Supported Formats

Overview

RAG Chat currently supports PDF documents as input for the RAG (Retrieval-Augmented Generation) system. Understanding file format support and limitations ensures optimal performance and accuracy.

Supported File Formats

PDF Documents

PDF

.pdf

required

Portable Document Format - the only currently supported format for document uploads.

Supported Features:

Text-based PDF files
Multi-page documents
Multiple file uploads simultaneously
Persistent storage across sessions

Configuration in Code: The application explicitly restricts uploads to PDF files only:

uploaded_files = st.file_uploader(
    label='Faça aqui o upload dos seus arquivos: ',
    accept_multiple_files=True,
    type='pdf',  # Only PDF files accepted
)

Source Reference: app.py:97-102

File Processing Details

Text Extraction

RAG Chat uses PyPDFLoader from LangChain to extract text:

from langchain_community.document_loaders import PyPDFLoader

loader = PyPDFLoader(temp_file_path)
docs = loader.load()

How It Works:

Uploads are saved to temporary files with .pdf suffix
PyPDFLoader extracts text from all pages
Text is returned as LangChain Document objects
Temporary files are deleted after processing

Document Chunking

Extracted text is split into manageable chunks for embedding:

chunk_size

int

default:"1000"

Maximum number of characters per chunk.

chunk_overlap

int

default:"400"

Number of overlapping characters between consecutive chunks (40% overlap).

Why Chunking Matters:

Embedding Limits: OpenAI embeddings work best with smaller text segments
Context Preservation: 40% overlap ensures continuity across chunks
Retrieval Accuracy: Smaller chunks improve semantic search precision

Configuration:

text_splitter = RecursiveCharacterTextSplitter(
    chunk_size=1000,
    chunk_overlap=400
)
chunks = text_splitter.split_documents(docs)

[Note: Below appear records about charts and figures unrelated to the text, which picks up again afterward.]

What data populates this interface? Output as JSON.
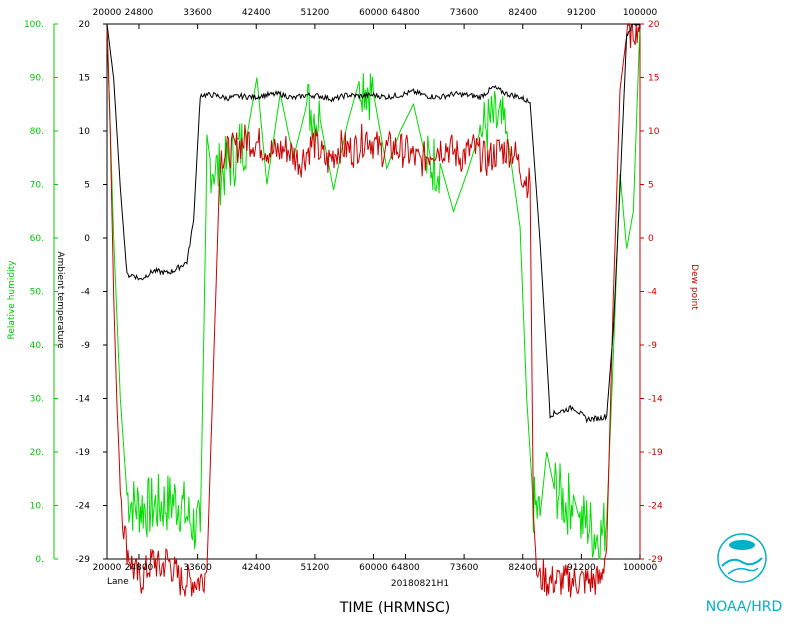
{
  "chart_data": {
    "type": "line",
    "storm": "Lane",
    "flight_id": "20180821H1",
    "xlabel": "TIME (HRMNSC)",
    "left_axis1_label": "Relative humidity",
    "left_axis2_label": "Ambient temperature",
    "right_axis_label": "Dew point",
    "org_label": "NOAA/HRD",
    "xlim": [
      20000,
      100000
    ],
    "x_ticks": [
      "20000",
      "24800",
      "33600",
      "42400",
      "51200",
      "60000",
      "64800",
      "73600",
      "82400",
      "91200",
      "100000"
    ],
    "rh_lim": [
      0,
      100
    ],
    "rh_ticks": [
      "0.",
      "10.",
      "20.",
      "30.",
      "40.",
      "50.",
      "60.",
      "70.",
      "80.",
      "90.",
      "100."
    ],
    "temp_lim": [
      -29,
      20
    ],
    "temp_ticks": [
      "-29",
      "-24",
      "-19",
      "-14",
      "-9",
      "-4",
      "0",
      "5",
      "10",
      "15",
      "20"
    ],
    "colors": {
      "temperature": "#000000",
      "dewpoint": "#cc0000",
      "rh": "#00dd00",
      "axis_green": "#00cc00",
      "axis_red": "#cc0000",
      "logo": "#00b0c8"
    },
    "series": [
      {
        "key": "temperature",
        "axis": "temp",
        "x": [
          20000,
          21000,
          22000,
          23000,
          24000,
          25000,
          26000,
          27000,
          28000,
          29000,
          30000,
          31000,
          32000,
          33000,
          34000,
          36000,
          38000,
          40000,
          42000,
          44000,
          46000,
          48000,
          50000,
          52000,
          54000,
          56000,
          58000,
          60000,
          62000,
          64000,
          66000,
          68000,
          70000,
          72000,
          74000,
          76000,
          78000,
          80000,
          82000,
          83500,
          85000,
          86500,
          88000,
          90000,
          92000,
          94000,
          95000,
          96000,
          97000,
          98000,
          99000,
          100000
        ],
        "y": [
          20,
          15,
          5,
          -3,
          -3,
          -3.4,
          -3,
          -2.6,
          -2.7,
          -2.8,
          -2.6,
          -2.2,
          -1.8,
          2,
          13.5,
          13.5,
          13.2,
          13.4,
          13.3,
          13.5,
          13.6,
          13.2,
          13.5,
          13.4,
          13.1,
          13.5,
          13.4,
          13.5,
          13.3,
          13.5,
          13.8,
          13.4,
          13.3,
          13.6,
          13.5,
          13.3,
          14.2,
          13.6,
          13.3,
          12.8,
          0,
          -15.8,
          -15.5,
          -15.1,
          -16.2,
          -16.1,
          -15.9,
          -8,
          5,
          19,
          20,
          20
        ]
      },
      {
        "key": "dewpoint",
        "axis": "temp",
        "x": [
          20000,
          20500,
          21000,
          21500,
          22000,
          22500,
          23000,
          24000,
          25000,
          26000,
          27000,
          28000,
          29000,
          30000,
          31000,
          32000,
          33000,
          34000,
          35000,
          37000,
          39000,
          41000,
          43000,
          45000,
          47000,
          49000,
          51000,
          53000,
          55000,
          57000,
          59000,
          61000,
          63000,
          65000,
          67000,
          69000,
          71000,
          73000,
          75000,
          77000,
          79000,
          81000,
          82500,
          83500,
          84000,
          84500,
          85000,
          85500,
          86000,
          87000,
          88000,
          89000,
          90000,
          91000,
          92000,
          93000,
          94000,
          95000,
          96000,
          97000,
          98000,
          99000,
          100000
        ],
        "y": [
          20,
          10,
          -5,
          -15,
          -22,
          -26,
          -28,
          -30,
          -31,
          -30,
          -29,
          -30,
          -29,
          -30,
          -31,
          -31,
          -31,
          -31,
          -30,
          8,
          8.5,
          9.5,
          9,
          8.2,
          8.6,
          7.4,
          9.2,
          7.3,
          8.8,
          8.4,
          9.8,
          8.4,
          8.7,
          8.3,
          7.3,
          8.6,
          8.8,
          7.8,
          8.6,
          7.5,
          8.5,
          8.4,
          6.1,
          5.3,
          -25,
          -30,
          -31,
          -30.5,
          -31,
          -31,
          -31,
          -31,
          -31,
          -31,
          -31,
          -31,
          -31,
          -28,
          -5,
          14,
          19,
          19.5,
          20
        ]
      },
      {
        "key": "rh",
        "axis": "rh",
        "x": [
          20000,
          21000,
          22000,
          23000,
          24000,
          25000,
          26000,
          27000,
          28000,
          29000,
          30000,
          31000,
          32000,
          33000,
          34000,
          35000,
          37000,
          39000,
          41000,
          42500,
          44000,
          46000,
          48000,
          50000,
          52000,
          54000,
          56000,
          58000,
          60000,
          62000,
          64000,
          66000,
          68000,
          70000,
          72000,
          74000,
          76000,
          78000,
          80000,
          82000,
          83000,
          84000,
          85000,
          86000,
          87000,
          88000,
          89000,
          90000,
          91000,
          92000,
          93000,
          94000,
          95000,
          96000,
          97000,
          98000,
          99000,
          100000
        ],
        "y": [
          100,
          60,
          30,
          12,
          10,
          10,
          9.5,
          9.8,
          10.2,
          10.4,
          11,
          10.5,
          8,
          6.5,
          5,
          75,
          72,
          75,
          79,
          90,
          70,
          87,
          75,
          85,
          82,
          69,
          81,
          90,
          87,
          73,
          80,
          85,
          74,
          74,
          65,
          72,
          80,
          82,
          80,
          62,
          30,
          10,
          8,
          20,
          14,
          12,
          10,
          12,
          7,
          7,
          5,
          4,
          7,
          38,
          72,
          58,
          65,
          100
        ]
      }
    ]
  }
}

Source Reference: app.py:33-37

File Limitations

Format Restrictions

Only PDF files are currently supported. Other formats will be rejected by the file uploader.

Unsupported Formats:

Word documents (.doc, .docx)
Plain text files (.txt)
Markdown files (.md)
HTML files (.html)
Images (.jpg, .png)
Spreadsheets (.xls, .xlsx, .csv)

PDF Type Limitations

Scanned PDFs / Image-Based PDFs

Problem: PDFs that are scanned images without embedded text will not work properly.Why: PyPDFLoader extracts text layers, not images. Scanned documents appear as blank pages.Solution: Use OCR (Optical Character Recognition) to convert scanned PDFs to text-searchable PDFs first, or use a different document loader that includes OCR capabilities.

Password-Protected PDFs

Problem: Encrypted or password-protected PDFs cannot be processed.Why: PyPDFLoader cannot access encrypted content without decryption.Solution: Remove password protection before uploading, or implement password handling in the application.

PDFs with Complex Layouts

Problem: PDFs with tables, multi-column layouts, or heavy formatting may extract poorly.Why: PyPDFLoader extracts text in reading order, which may not match visual layout.Solution:

Pre-process PDFs to simplify layout
Use specialized loaders for structured data
Verify extraction quality with test uploads

Very Large PDFs

Problem: Extremely large files (100+ pages, 50+ MB) may cause performance issues.Why:

Large files take longer to process
Generate many chunks, increasing embedding costs
May exceed memory limits in constrained environments

Solution:

Split large documents into smaller sections
Process documents in batches
Monitor OpenAI API costs for large uploads

Best Practices for Source Documents

Ideal Document Characteristics

Text-Based PDFs

Documents with selectable text, not scanned images

Clear Structure

Well-organized content with headings and paragraphs

Reasonable Size

5-50 pages per document for optimal performance

Relevant Content

Documents focused on topics you want to query

Document Quality Tips

Verify Text Extraction

Test document quality by trying to copy/paste text from your PDF. If you can select and copy text, it will likely work well.

Remove Unnecessary Pages

Delete cover pages, tables of contents, and appendices that don’t contain relevant information. This reduces processing time and costs.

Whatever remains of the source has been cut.